I was listening to an interview with Senkbeil by Dan Darling last week, on his ERLC podcast “The Way Home.” I thought the readers of this blog, including many young pastors who are trying to find their way toward a biblical, authentic, sustainable ministry in a world of gimmicks and “get-big-quick” schemes, would find it intriguing. Here it is.

Editor Addendum: Senkbeil’s book is currently for sale at a discounted price at Westminster Seminary’s online bookstore.

6 Comments

  1. I really want to read this book. Thanks Dr. Pinson. This is much needed in our culture today. I’m going to order it.

  2. Dr. Pinson draws our attention to an excellent point in this essay. It is certainly true that ministers get burnt out on market-driven models of church, and I also think it is equally exhausting for active church members. We find a much more sustainable approach to church in the Scriptures that involve a simpler organic methodology.
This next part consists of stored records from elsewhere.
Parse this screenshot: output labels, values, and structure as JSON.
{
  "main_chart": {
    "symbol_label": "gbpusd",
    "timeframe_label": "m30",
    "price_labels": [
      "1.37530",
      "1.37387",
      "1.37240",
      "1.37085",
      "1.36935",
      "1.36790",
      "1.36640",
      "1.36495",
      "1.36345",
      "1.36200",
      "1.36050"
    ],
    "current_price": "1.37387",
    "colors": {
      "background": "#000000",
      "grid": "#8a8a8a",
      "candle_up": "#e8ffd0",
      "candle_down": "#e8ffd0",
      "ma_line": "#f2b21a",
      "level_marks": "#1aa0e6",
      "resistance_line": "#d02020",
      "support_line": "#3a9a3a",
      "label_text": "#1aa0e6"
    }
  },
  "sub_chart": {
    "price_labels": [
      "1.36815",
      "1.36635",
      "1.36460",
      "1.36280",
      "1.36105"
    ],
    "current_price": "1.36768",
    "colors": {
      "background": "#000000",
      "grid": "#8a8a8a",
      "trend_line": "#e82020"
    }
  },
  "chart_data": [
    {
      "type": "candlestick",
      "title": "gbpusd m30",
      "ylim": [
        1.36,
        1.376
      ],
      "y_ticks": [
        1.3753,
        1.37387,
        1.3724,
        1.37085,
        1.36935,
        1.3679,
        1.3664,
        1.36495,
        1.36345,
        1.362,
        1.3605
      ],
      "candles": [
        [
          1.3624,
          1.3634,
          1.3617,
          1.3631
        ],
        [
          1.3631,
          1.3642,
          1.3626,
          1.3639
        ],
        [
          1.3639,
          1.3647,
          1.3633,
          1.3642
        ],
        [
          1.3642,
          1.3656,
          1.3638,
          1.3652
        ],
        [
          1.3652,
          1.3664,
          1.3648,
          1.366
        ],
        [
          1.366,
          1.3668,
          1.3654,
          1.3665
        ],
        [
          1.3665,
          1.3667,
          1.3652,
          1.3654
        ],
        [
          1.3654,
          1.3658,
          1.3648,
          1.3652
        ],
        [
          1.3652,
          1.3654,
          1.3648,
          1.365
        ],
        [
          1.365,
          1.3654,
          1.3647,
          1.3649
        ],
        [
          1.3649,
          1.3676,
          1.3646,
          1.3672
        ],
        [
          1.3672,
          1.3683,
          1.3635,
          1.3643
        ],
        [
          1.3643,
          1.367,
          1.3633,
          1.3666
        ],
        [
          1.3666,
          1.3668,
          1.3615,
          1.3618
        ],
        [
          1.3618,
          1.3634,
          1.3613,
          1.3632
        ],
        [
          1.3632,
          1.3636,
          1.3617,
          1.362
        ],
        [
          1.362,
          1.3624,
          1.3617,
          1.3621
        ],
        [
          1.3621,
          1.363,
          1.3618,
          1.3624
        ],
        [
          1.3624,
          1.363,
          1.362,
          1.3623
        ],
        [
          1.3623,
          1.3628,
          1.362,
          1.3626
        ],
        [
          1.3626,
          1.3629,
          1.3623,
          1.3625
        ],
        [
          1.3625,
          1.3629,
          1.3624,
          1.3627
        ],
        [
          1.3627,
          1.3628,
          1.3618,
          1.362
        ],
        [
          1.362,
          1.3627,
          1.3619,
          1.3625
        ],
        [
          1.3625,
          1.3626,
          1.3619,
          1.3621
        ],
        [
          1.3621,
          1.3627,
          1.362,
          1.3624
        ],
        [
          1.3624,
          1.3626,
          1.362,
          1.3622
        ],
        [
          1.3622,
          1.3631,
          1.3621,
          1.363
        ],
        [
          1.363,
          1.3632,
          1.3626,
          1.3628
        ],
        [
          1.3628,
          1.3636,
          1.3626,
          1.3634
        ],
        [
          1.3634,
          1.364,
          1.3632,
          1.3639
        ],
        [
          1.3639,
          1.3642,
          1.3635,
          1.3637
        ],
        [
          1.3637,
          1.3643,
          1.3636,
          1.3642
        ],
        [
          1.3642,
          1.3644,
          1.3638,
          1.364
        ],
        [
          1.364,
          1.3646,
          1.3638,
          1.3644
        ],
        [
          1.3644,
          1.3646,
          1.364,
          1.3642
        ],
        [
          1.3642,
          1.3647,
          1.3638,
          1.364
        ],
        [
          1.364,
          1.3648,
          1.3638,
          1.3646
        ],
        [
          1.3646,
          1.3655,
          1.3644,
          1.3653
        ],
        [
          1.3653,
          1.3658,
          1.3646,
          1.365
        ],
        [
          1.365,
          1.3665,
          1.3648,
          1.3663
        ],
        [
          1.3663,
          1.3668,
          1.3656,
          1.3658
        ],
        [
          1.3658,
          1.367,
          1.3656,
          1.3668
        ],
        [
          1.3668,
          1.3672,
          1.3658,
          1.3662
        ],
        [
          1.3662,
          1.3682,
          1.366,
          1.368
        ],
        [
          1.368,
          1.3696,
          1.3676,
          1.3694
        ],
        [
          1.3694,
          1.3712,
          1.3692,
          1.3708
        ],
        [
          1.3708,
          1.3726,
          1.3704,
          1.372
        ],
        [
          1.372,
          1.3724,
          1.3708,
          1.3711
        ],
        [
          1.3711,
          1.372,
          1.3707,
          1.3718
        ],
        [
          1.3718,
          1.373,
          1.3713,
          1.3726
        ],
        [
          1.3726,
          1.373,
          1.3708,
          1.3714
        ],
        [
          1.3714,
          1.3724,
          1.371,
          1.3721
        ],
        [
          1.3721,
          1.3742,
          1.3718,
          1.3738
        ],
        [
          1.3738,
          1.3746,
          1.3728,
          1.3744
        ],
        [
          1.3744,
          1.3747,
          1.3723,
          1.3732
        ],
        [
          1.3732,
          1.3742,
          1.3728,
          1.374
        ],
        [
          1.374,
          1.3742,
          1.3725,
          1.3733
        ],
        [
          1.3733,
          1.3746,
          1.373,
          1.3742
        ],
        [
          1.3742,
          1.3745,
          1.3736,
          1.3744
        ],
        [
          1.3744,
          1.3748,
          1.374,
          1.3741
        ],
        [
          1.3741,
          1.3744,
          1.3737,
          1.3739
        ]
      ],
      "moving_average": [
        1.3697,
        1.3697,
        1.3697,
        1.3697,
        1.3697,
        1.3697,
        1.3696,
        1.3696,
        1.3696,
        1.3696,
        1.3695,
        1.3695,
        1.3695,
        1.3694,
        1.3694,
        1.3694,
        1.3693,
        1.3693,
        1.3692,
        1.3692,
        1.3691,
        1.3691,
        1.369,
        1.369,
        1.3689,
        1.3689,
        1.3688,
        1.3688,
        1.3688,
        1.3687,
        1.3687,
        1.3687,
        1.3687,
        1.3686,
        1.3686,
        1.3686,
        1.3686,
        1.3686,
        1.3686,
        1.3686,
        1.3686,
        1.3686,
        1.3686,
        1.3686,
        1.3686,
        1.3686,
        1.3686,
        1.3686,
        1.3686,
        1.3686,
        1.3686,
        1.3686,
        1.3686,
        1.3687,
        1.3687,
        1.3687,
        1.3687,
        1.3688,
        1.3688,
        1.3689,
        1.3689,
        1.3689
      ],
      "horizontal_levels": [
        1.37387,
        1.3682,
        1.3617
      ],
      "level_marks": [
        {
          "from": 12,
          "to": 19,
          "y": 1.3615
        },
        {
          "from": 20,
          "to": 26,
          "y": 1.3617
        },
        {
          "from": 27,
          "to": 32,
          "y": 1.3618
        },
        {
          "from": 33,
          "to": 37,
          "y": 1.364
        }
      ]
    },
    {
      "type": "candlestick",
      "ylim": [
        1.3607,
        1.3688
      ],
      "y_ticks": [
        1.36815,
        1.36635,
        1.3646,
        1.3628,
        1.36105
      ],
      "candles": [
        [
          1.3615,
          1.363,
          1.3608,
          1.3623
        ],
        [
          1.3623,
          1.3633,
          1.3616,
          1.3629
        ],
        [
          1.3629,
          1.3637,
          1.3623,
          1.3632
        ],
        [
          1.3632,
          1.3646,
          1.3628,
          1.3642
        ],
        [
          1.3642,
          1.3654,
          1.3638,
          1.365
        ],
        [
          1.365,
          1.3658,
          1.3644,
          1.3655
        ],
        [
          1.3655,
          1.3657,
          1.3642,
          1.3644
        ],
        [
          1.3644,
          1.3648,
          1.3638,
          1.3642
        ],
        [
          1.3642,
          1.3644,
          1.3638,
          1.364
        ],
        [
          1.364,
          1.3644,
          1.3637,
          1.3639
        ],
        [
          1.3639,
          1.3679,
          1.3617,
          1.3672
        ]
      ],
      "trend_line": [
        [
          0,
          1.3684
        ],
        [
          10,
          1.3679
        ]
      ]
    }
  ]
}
    If we opt for this more organic approach to ministry, we need to cultivate among our people a culture of hospitality as exemplified by the earliest Christians in the book of Acts. Rosaria Butterfield’s latest book, “The Gospel Comes with a House Key,” does a great job of describing what this should look like for Christians today. It doesn’t involve anything new and novel but simply urges believers to be good Christians.

    More important than sustainability, though, is the fact that the Gospel is most visible when we are willing trust in the model of ministry we see in the Scriptures. The market-driven/consumeristic approach to ministry inevitably leads to communities of people with similar tastes. But if we rely on the approach to love one another despite our differences, and if we come together over our shared faith in the Gospel, the Gospel will be more attractive to non-believers than any approach that depends on our gimmicks or creativity.

  3. I really really liked Sankbiel’s book. It’s written in the Lutheran context, but there is so so much to apply here for shepherding. It’s really super helpful in how pastors communicate the gospel to their people in times of suffering or toward patterns of sin. I can’t recommend a book more highly.

  4. This work sounds like an excellent recommendation. Pinson’s follow up article adds a practical next-step recommendation for those that recognized the cogency of his most recent work here at FWBtheology on church growth and the Christian tradition.